É claro que o longa não tem só pontos negativos, acredito que a produção e a ambientação, assim como a fotografia são um dos pontos altos da obra, mostrando um apreço em retratar os anos 60 de uma forma bastante eficiente e honesta. Em relação ao elenco, é complicado destacar alguém que tenha realmente sobressaído na narrativa, Seu Jorge (Cidade De Deus) no papel de Marighella não convence, eu gosto do ator na maioria de seus papéis, para mim ele é um dos atores negros mais importantes do cinema nacional, porém neste papel ele não funciona e está bastante apagado, sem falar que tem toda a polêmica da escalação de um negro retinto para fazer o papel de um personagem birracial, mostrando que o filme podia se aproveitar de uma melhor fidelidade de caracterização.

O elenco coadjuvante como eu havia dito, não é bem desenvolvido, personagens como: Bella (Bella Camero), Humberto (Humberto Carrão), Maria (Ana Paula Bouzas) e Jorge (Jorge Paz), funcionam apenas como peça de roteiro que no final das contas falta certa polidez para que possamos realmente importar com suas histórias. Luiz Carlos Vasconcelos (Aruanas) poderia ser um dos destaques, mas seu Almir mal aparece, assim como Herson Capri (Minha Mãe é Uma Peça) no papel de Jorge Salles.

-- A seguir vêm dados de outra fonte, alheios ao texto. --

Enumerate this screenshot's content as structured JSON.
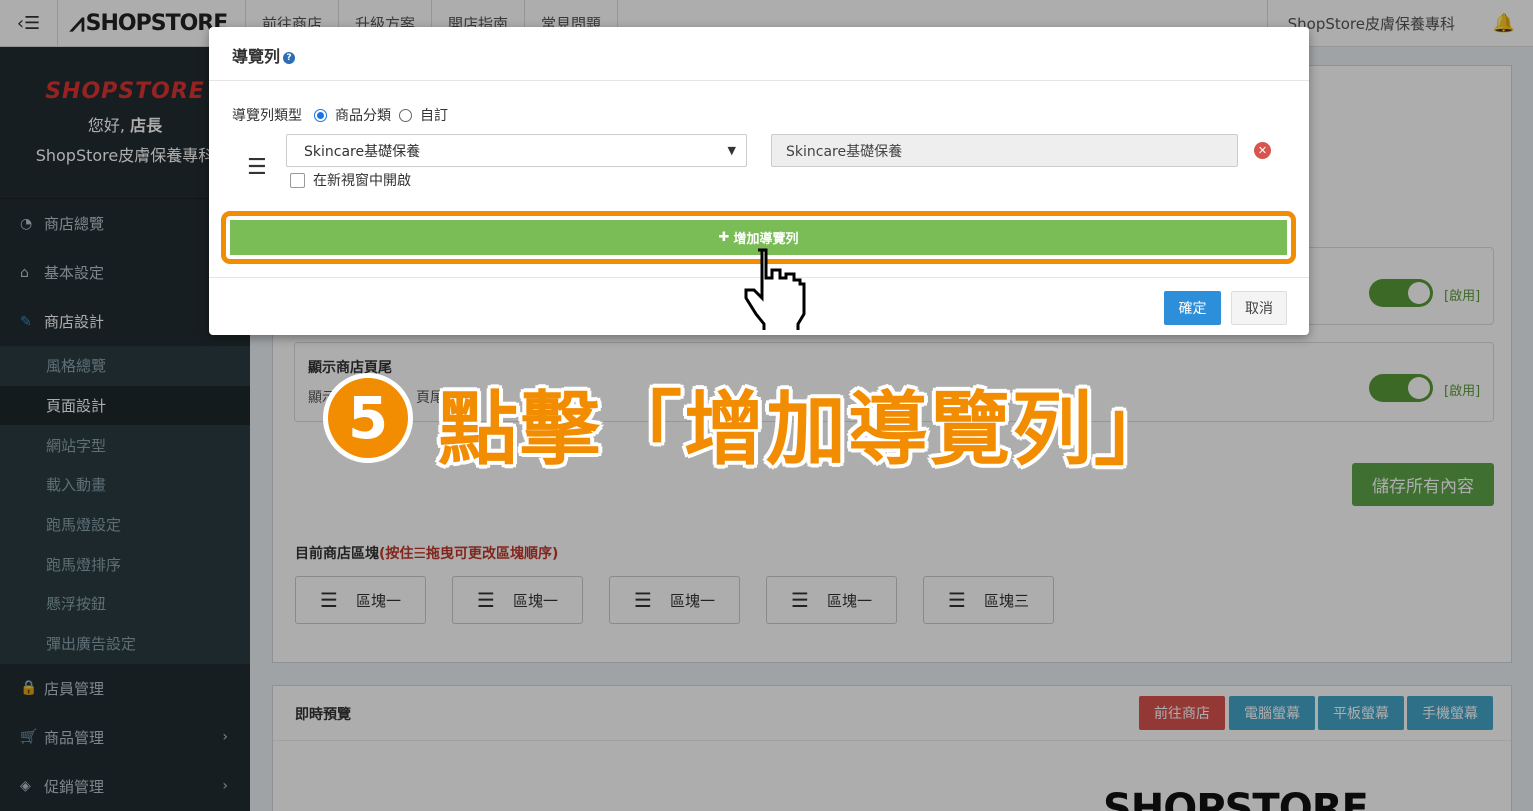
{
  "topbar": {
    "brand": "SHOPSTORE",
    "nav": [
      "前往商店",
      "升級方案",
      "開店指南",
      "常見問題"
    ],
    "store_name": "ShopStore皮膚保養專科"
  },
  "sidebar": {
    "brand": "SHOPSTORE",
    "greeting_prefix": "您好,",
    "greeting_role": "店長",
    "store_name": "ShopStore皮膚保養專科",
    "items": {
      "overview": "商店總覽",
      "basic": "基本設定",
      "design": "商店設計",
      "staff": "店員管理",
      "products": "商品管理",
      "promo": "促銷管理"
    },
    "subitems": [
      "風格總覽",
      "頁面設計",
      "網站字型",
      "載入動畫",
      "跑馬燈設定",
      "跑馬燈排序",
      "懸浮按鈕",
      "彈出廣告設定"
    ],
    "active_subitem": "頁面設計"
  },
  "content": {
    "footer_box_title": "顯示商店頁尾",
    "footer_box_desc_a": "顯示",
    "footer_box_desc_b": "頁尾",
    "enabled_label": "[啟用]",
    "save_all": "儲存所有內容",
    "blocks_title": "目前商店區塊",
    "blocks_hint": "(按住☰拖曳可更改區塊順序)",
    "blocks": [
      "區塊一",
      "區塊一",
      "區塊一",
      "區塊一",
      "區塊三"
    ],
    "preview_title": "即時預覽",
    "preview_buttons": [
      "前往商店",
      "電腦螢幕",
      "平板螢幕",
      "手機螢幕"
    ],
    "preview_logo": "SHOPSTORE"
  },
  "modal": {
    "title": "導覽列",
    "type_label": "導覽列類型",
    "type_options": [
      "商品分類",
      "自訂"
    ],
    "type_selected": "商品分類",
    "category_select": "Skincare基礎保養",
    "name_value": "Skincare基礎保養",
    "new_window_label": "在新視窗中開啟",
    "add_button": "增加導覽列",
    "ok": "確定",
    "cancel": "取消"
  },
  "annotation": {
    "step": "5",
    "text": "點擊「增加導覽列」"
  },
  "colors": {
    "accent_orange": "#f28c00",
    "add_green": "#7abd57",
    "ok_blue": "#2d8fd9",
    "sidebar_bg": "#222d32"
  }
}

Fonte: O2 Filmes e Globo Filmes

No geral, “Marighella” pode não ser um grande filme, mas com certeza vale ao menos ser assistido para lembrarmos o quão torpe e repressiva a Ditadura Militar era na caça a seus opositores e o quão era discrepante a luta daqueles que buscavam liberdade, daqueles que queriam torturar e matar quem não seguissem as regras do regime usando aparatos modernos de inteligência para sufocar e destruir qualquer vestígio de antagonismo que poderiam ter, levando a morte de estudantes, professores, jornalistas e intelectuais numa queima de arquivo que durou anos e ainda deixou uma sequela permanente em nossa sociedade.

Um longa feito para estrear em 2019 que demorou dois anos para ver a luz do dia (graças ao impedimento do governo brasileiro), sofreu boicote antes mesmo de ganhar sua exibição nos cinemas brasileiros na segunda metade deste ano, chega agora ao Globoplay com a chance de poder ser visto também pelo streaming, nos deixando ao menos na curiosidade de descobrir quem foi Marighella, uma pessoa que lutou para mostrar a verdade aos brasileiros, foi classificado injustamente como inimigo do estado, mas plantou semente da revolução mente de vários jovens brasileiros que futuramente ajudariam a derrubar o regime militar, olhando por esta ótica o longa dirigido por Wagner Moura sobressai os defeitos e se torna produto obrigatório na luta contra o fascismo.